Asking why is eager participation in some situations and defiance in others.
Some sorts of helping others are applauded. Other helping is called cheating.
It’s good to ask what would happen if you don’t brush your teeth.
It’s not so good to ask what would happen if you don’t go to “time out” when the teacher sends you there.
Add the exponential complication of the values, rules, and ideas of our peer group.
The simple values, rules, and ideas require interpretation as we get older.
We learn that some rules interpret our actions by what that action “most often means.”
We graduate and fit ourselves into yet another set of values, rules, and ideas.
The more people we meet, the more complicated the values, rules, and ideas become.
Why We Trust Other People’s Rules
The tricky thing is the way our brains build abstract thought. We construct our understanding of values, rules, and ideas through experience. We construct our world view, our basis for making decisions, the same way we construct the idea of blue — it all starts with someone else’s idea of what blue is. We learned our idea of blue by trial and error.
What color is this?
No, honey, it’s red.
What color is this?
No, dollface, it’s green.
We learned blue by learning what’s not blue at the same time.
We learn what to do by learning what not to do — by doing things wrong — by finding out that our inclinations and instincts have lead us astray.

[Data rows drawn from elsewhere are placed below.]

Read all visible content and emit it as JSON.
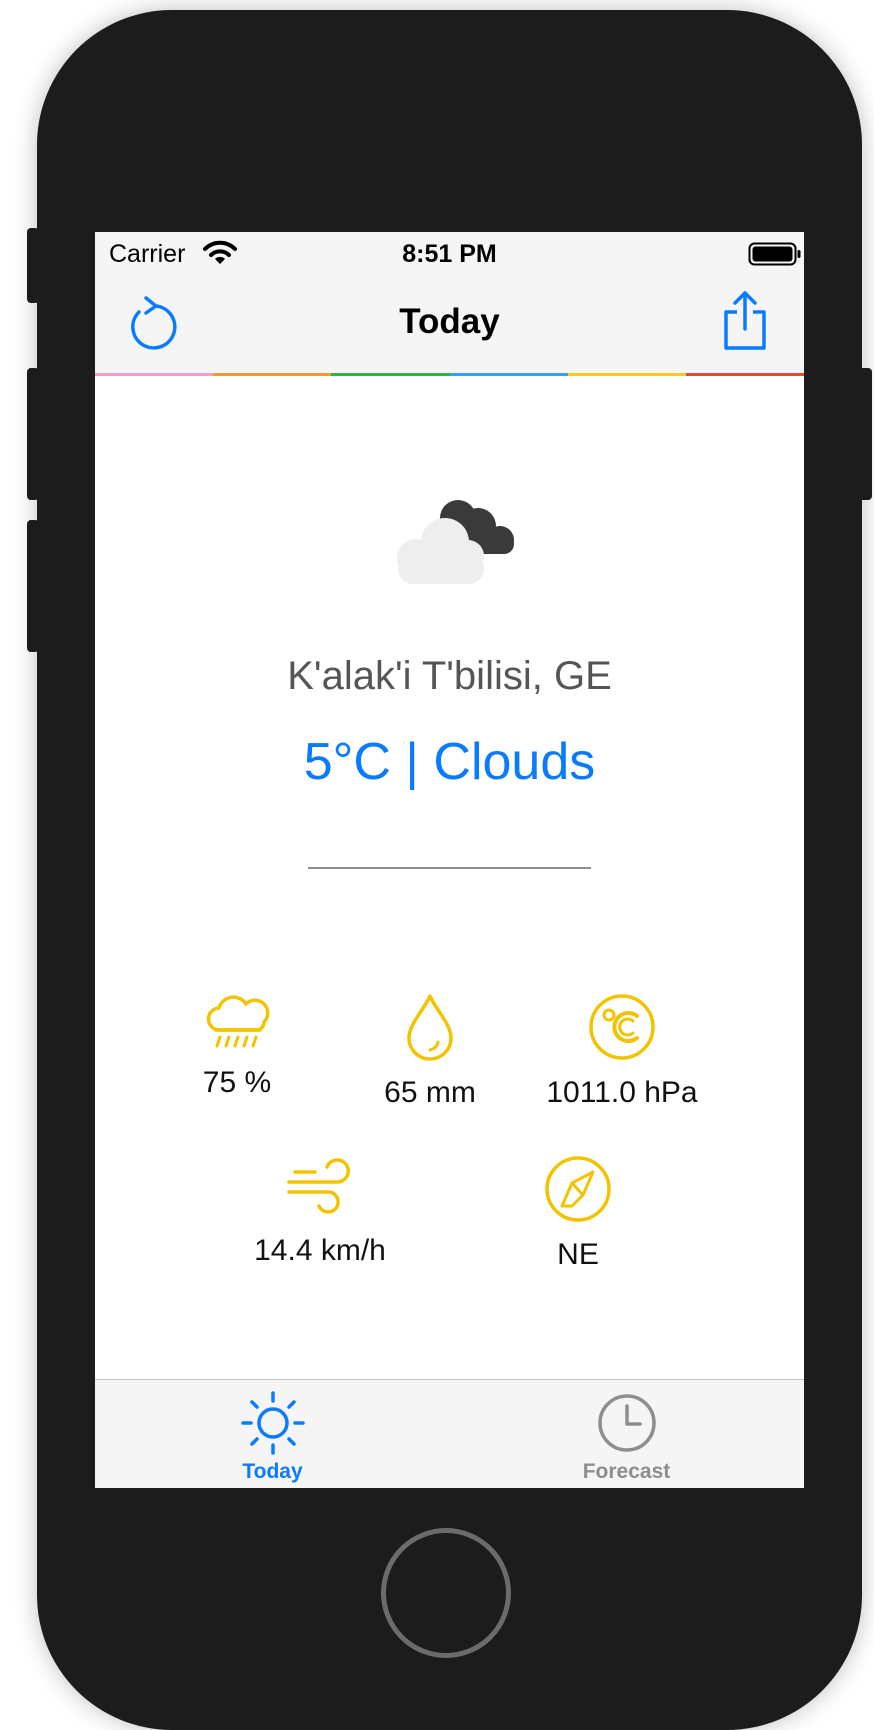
{
  "status_bar": {
    "carrier": "Carrier",
    "time": "8:51 PM"
  },
  "nav_bar": {
    "title": "Today"
  },
  "colors": {
    "accent": "#0a7bff",
    "stat_icon": "#f2c300",
    "strip": [
      "#f2a0c6",
      "#f0993a",
      "#33b14b",
      "#3a9ff0",
      "#f4c928",
      "#e04b3a"
    ]
  },
  "weather": {
    "icon": "cloudy-icon",
    "location": "K'alak'i T'bilisi, GE",
    "condition": "5°C | Clouds"
  },
  "stats": [
    {
      "icon": "rain-cloud-icon",
      "value": "75 %"
    },
    {
      "icon": "water-drop-icon",
      "value": "65 mm"
    },
    {
      "icon": "celsius-icon",
      "value": "1011.0 hPa"
    },
    {
      "icon": "wind-icon",
      "value": "14.4 km/h"
    },
    {
      "icon": "compass-icon",
      "value": "NE"
    }
  ],
  "tabs": [
    {
      "label": "Today",
      "icon": "sun-icon",
      "selected": true
    },
    {
      "label": "Forecast",
      "icon": "clock-icon",
      "selected": false
    }
  ]
}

We learn to trust other people’s values, rules, and ideas more than our instincts.
That’s a problem.
Most of us don’t realize where doing that.
That’s an even bigger problem.
In fact, it’s dangerous — so dangerous, it can cost us our life.
Whose Ideas, Rules and Values Are Running Your Life and Your Business?
How many of your decisions come from habits set years ago and never challenged. If you’ve been feeling like you’re not on the right path, I’m betting it’s because you’re working under some old rules — rules that don’t fit, rules you don’t need.
What are the values, rules, and ideas that run your life and your business? Who inspired them and are you ready to decide which are your own?